Добавить в цитаты Настройки чтения

Страница 165 из 501

Учеником Пьетро был также Джованни-испанец, прозванный Спанья, писавший красками лучше всех, оставшихся в Перудже после смерти Пьетро. Джованни этот и обосновался бы после Пьетро в Перудже, если бы не зависть художников этого города, весьма враждебных к иностранцам, преследовавшая его настолько, что ему пришлось переселиться в Сполето, где за свою доброту и талант он был вознагражден женой из хорошего семейства и гражданством этого города, где он выполнил много работ, так же, как и во всех других городах Умбрии; а в Ассизи он написал на дереве алтарный образ капеллы Св. Екатерины в нижней церкви Сан Франческо для кардинала Эгидия испанского и равным образом еще один – в церкви Сан Дамиано. В церкви Санта Мариа дельи Анджели он написал в малой капелле, где скончался св. Франциск, несколько поясных фигур в естественную величину, а именно нескольких сподвижников св. Франциска и других святых, очень живо окружающих рельефное изображение св. Франциска.

Но лучшим из всех мастеров среди названных учеников Пьетро был Андреа Луиджи из Ассизи, прозванный Индженьо, который в своей юности соперничал с Рафаэлем Урбинским, работая под руководством того же Пьетро, всегда включавшего его в самые важные выполнявшиеся им живописные работы, каковыми была, например, Приемная зала меняльного цеха в Перудже, где им написаны прекраснейшие фигуры, а также работы, выполнявшиеся им в Ассизи и, наконец, в Риме, в капелле папы Сикста. Во всех этих произведениях Андреа показал себя так, что ожидали, что он намного превзойдет своего учителя. И, несомненно, так оно и случилось бы, но судьба, которая почти всегда с охотой противодействует высоким начинаниям, не позволила Индженьо достигнуть совершенства, ибо сильный насморк перекинулся ему на глаза, и несчастный, к бесконечному огорчению всех его знавших, ослеп совершенно. О случае этом, весьма достойном сожаления, услышал папа Сикст и, так как он всегда любил талантливых людей, распорядился, чтобы в Ассизи в течение всей жизни Андреа ему ежегодно выдавалось местным казначеем денежное пособие. И так оно и выполнялось, пока он не умер восьмидесяти шести лет от роду.

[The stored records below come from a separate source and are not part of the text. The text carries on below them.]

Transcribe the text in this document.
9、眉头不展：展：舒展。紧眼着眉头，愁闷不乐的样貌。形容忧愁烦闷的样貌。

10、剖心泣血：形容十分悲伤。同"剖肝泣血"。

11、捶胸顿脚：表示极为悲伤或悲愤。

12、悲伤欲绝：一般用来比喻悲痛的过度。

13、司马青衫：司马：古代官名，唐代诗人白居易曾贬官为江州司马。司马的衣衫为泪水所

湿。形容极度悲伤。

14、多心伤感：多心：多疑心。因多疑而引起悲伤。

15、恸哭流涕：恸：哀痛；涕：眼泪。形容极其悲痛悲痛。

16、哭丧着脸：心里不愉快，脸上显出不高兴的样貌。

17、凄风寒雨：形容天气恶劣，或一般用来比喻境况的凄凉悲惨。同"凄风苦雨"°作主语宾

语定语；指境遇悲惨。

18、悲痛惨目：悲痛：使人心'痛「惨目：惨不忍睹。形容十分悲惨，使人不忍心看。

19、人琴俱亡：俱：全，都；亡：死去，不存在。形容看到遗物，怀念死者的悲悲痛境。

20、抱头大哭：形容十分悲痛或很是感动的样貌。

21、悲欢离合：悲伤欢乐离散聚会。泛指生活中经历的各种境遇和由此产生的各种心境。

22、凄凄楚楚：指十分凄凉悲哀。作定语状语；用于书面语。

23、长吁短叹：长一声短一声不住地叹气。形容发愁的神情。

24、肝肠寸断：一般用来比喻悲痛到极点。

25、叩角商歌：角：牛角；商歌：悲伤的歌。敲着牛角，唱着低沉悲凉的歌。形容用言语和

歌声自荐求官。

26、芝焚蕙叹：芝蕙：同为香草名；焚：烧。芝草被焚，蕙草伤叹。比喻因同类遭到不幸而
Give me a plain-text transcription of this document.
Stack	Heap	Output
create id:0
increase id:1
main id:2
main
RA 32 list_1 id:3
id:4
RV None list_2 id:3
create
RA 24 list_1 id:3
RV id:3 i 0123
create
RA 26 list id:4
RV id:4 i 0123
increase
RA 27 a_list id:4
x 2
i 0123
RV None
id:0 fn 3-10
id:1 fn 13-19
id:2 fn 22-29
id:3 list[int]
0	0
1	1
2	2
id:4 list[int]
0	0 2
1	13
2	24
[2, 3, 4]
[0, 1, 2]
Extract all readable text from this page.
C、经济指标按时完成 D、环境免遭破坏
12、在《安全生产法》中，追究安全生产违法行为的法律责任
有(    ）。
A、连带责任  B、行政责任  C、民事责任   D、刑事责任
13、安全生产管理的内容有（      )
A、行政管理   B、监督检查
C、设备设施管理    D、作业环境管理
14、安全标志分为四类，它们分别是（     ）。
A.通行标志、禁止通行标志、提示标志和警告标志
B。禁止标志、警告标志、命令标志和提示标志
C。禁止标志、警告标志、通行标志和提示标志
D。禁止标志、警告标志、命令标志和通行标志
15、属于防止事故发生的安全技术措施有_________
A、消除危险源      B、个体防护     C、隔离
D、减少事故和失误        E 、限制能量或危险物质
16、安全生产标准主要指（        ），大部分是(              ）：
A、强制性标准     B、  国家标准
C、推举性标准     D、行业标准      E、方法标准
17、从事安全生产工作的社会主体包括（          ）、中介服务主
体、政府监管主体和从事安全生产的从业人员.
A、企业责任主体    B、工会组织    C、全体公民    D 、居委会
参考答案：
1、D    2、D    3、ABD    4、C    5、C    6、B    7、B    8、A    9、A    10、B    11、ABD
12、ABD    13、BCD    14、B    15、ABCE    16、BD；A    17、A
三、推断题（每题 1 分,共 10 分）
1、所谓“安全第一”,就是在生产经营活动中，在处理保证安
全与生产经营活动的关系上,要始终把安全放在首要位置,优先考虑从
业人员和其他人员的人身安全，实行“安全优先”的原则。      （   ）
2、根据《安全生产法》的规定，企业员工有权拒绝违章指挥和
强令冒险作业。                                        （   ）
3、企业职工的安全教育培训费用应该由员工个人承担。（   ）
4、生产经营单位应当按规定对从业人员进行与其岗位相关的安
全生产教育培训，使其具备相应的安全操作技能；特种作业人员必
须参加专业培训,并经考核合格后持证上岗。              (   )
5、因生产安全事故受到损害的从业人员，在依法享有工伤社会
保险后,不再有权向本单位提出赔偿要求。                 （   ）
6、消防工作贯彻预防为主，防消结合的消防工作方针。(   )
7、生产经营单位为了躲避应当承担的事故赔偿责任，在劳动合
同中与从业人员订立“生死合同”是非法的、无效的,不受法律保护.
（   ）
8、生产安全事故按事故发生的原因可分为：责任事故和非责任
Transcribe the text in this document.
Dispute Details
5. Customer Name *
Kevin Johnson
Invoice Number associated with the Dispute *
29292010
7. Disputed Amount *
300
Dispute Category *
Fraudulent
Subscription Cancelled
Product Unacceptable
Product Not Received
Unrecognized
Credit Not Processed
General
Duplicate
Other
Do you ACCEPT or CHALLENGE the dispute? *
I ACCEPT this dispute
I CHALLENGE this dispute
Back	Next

Точно так же учениками Пьетро и перуджинцами, как и он, были Эузебио Сан Джорджо, расписавший в церкви Сант Агостино доску с изображением волхвов, Доменико ди Парис, выполнивший много работ в Перудже и в окружающих ее городках вместе с Орацио, своим братом, а равным образом Джанникола, написавший в церкви Сан Франческо на дереве Христа в саду и образ Всех святых в церкви Сан Доменико для капеллы Бальони, а в капелле меняльного цеха фрески с историями из жизни св. Иоанна Крестителя.

Бенедетто Капорали, иначе Битти, был также учеником Пьетро, и у него на родине в Перудже много его живописных работ; занимался он и архитектурой так, что не только выполнил много работ, но и толковал Витрувия, а как он это делал, может увидеть всякий, ибо это напечатано; эти его занятия продолжал Джулио, его сын, Перуджинский живописец. Однако никто из его многочисленных учеников никогда не достигал ни тщательности Пьетро, ни прелести его колорита в той его манере, которая так нравилась в то время, что многие приезжали из Франции, Испании, Германии и других стран, чтобы ей научиться. И работами его, как уже сказано, многие торговали, рассылая их в разные местности, пока не появилась манера Микеланджело, которая, открыв перед этими искусствами истинный и правильный путь, привела их к совершенству, как это будет видно по следующей, третьей, части этого труда, где будет говориться о превосходстве и о совершенстве в искусстве и где будет показано художникам, что всякий, кто работает и учится неустанно, а не только по наитию или по прихоти, тот оставляет после себя творения, которые его переживут, и приобретает себе имя, богатство и друзей.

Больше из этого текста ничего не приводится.